Ideally every cubic centimeter would be accounted for, and its heat, humidity, and motion would be known. Even a pilot walking out onto the ramp at Teterboro, pushing the air aside and setting off small eddies, would have to be modeled. Of course none of this is realistically possible and the technology to sample every cubic centimeter does not exist.
So we feed the models approximations. We use METAR observations, giving us data every 10 or 20 miles, as well as radiosonde data, ACARS/AIRMET data from thousands of airline flights every day, and even radar data. This in itself is a massive undertaking and there are teams at NOAA and at universities whose jobs focus solely on assimilation of data. The many types of data at different times and locations have to be organized, quality checked, and properly initialized for use in the model run. The idea is to accurately assume what is happening where we have no data before we even run the model.
The assimilation process was developed in the late 1950s and has improved tremendously since then. But up until the mid-1990s, the everyday models that were in use did not even have the ability to properly represent thunderstorms, or even larger systems like squall lines. It took a new generation of models called mesoscale models, which had all of the equations to handle processes at the small scales we see in thunderstorms. Some examples of early mesoscale models are the MM5 and the RUC. Many of these technologies were refined and developed into the WRF (Weather Research & Forecasting) model that was officially released in 2004 and has revolutionized forecasting.
Putting it Together
On the Internet you can find websites with WRF data at the smallest scales. These are NOAA’s RUC and HRRR runs. These provide the best glimpse at predictions of thunderstorms. But try following one of these models on a storm day. They tend to usually get the general details correct, but the closer you look, the more errors you find. And the errors grow rapidly over time; for a squall line, five to 10 hours is about the limit. The technology is simply not there to correctly model these storms.

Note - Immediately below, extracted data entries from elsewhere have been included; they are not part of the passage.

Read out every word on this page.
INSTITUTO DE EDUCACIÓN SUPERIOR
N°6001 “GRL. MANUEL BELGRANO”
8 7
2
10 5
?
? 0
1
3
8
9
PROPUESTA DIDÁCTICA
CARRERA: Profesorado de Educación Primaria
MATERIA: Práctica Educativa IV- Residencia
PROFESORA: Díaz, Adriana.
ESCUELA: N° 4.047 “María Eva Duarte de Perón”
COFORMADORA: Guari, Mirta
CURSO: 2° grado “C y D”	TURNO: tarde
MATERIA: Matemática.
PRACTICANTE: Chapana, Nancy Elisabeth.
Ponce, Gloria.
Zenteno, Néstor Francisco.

This is why forecast offices rely on human forecasters. They “fill in the gaps” with conceptual knowledge and experience, and can spot when the models are failing or not verifying correctly. This is one reason why weather briefings with a qualified forecaster are essential. Seeing the maps on the Internet is one thing, but having the complete picture comes down to experience and expertise.
Another way you can easily forecast is by using real data—radar and visual observations. For example, animate the radar data and take note of which way cells are moving and what their speed is. Take note of trends for all the cells. If most of the larger cells are weakening, this is a good sign things are falling apart. All of these techniques can provide plenty of information to project movement and anticipate where the squall line will be in an hour,
Now you know a little bit about this unique storm. You have an explanation if you see it on weather radar, an understanding of the airflow and types of severe weather, and you’ll know what to look for when it becomes severe. Should you decide to go the extra mile and sample the ride, we can only advise FL390, airborne radar, and plenty of mass. Lacking that, look for a Plan B and stay safe.